Взаимная любовь вызвала к жизни проникнутые сердечной теплотой образы няни и дядьки в литературных произведениях А.С. Пушкина, тем более, что с ними он еще душевнее сблизился в последующие годы. А.П. Керн, наблюдавшая отношения А.С. Пушкина и Арины Родионовны в период ссылки поэта в Псковскую губернию, утверждала, что А.С. Пушкин «никого истинно не любил, кроме няни своей» [23]. Образа любящей матери нет ни в поэзии, ни в прозе А.С. Пушкина. Но особо выделена роль няни — «мамушки» в жизни его литературных героев — и Татьяны Лариной, и Дубровского (в «Дубровском» Егоровну тоже зовут Ориной), что, в свою очередь, могло оказать воздействие на молодого Л.Н. Толстого в изображении Саввишны в «Детстве». А прообразом верного и мудрого Савельича в «Капитанской дочке» признают Никиту Козлова, преданно любившего Пушкина, провожавшего его в последний путь, на кладбище Святогорского монастыря. А.С. Пушкину рано пришло ощущение «простого величия простых людей», отмеченное Н.В. Гоголем как его характерная и привлекательная черта.

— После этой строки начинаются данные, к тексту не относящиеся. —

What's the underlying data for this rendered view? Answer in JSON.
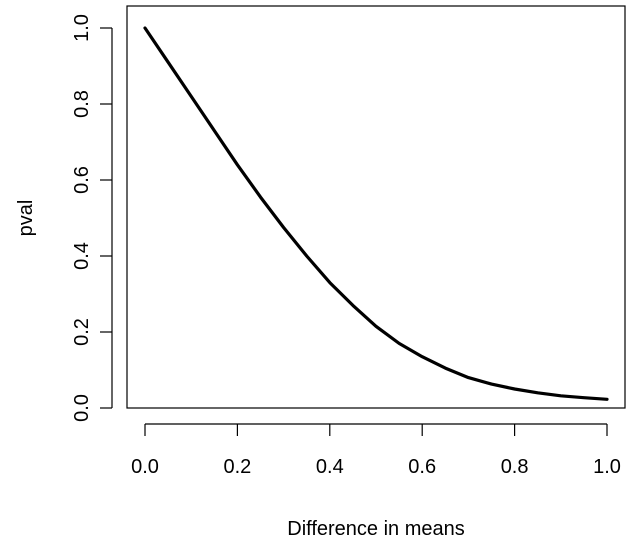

Дядьке Никите Козлову А.С. Пушкин в наибольшей степени обязан и основательным знакомством с Москвой и ее окрестностями, с уличным (особенно праздничным) обиходом москвичей. Мальчика несомненно водили гулять в Кремль. Он поднимался не раз на колокольню Ивана Великого, откуда можно было обозреть всю Москву (указания на это и у мемуаристов), бывал в храмах, монастырях, дворцах Кремля, в незадолго перед тем открывшемся музее в Оружейной палате. Знаком был с окраинами города, где располагались монастыри, взбирался на Воробьевы горы (а оттуда открывался запоминающийся вид на Кремль и Приарбатье). Недалеко от дома Пушкиных последние годы его московского детства происходили Подновинские гулянья, привлекавшие и простонародье и господ. Это — массовая народная культура в ее карнавальной форме.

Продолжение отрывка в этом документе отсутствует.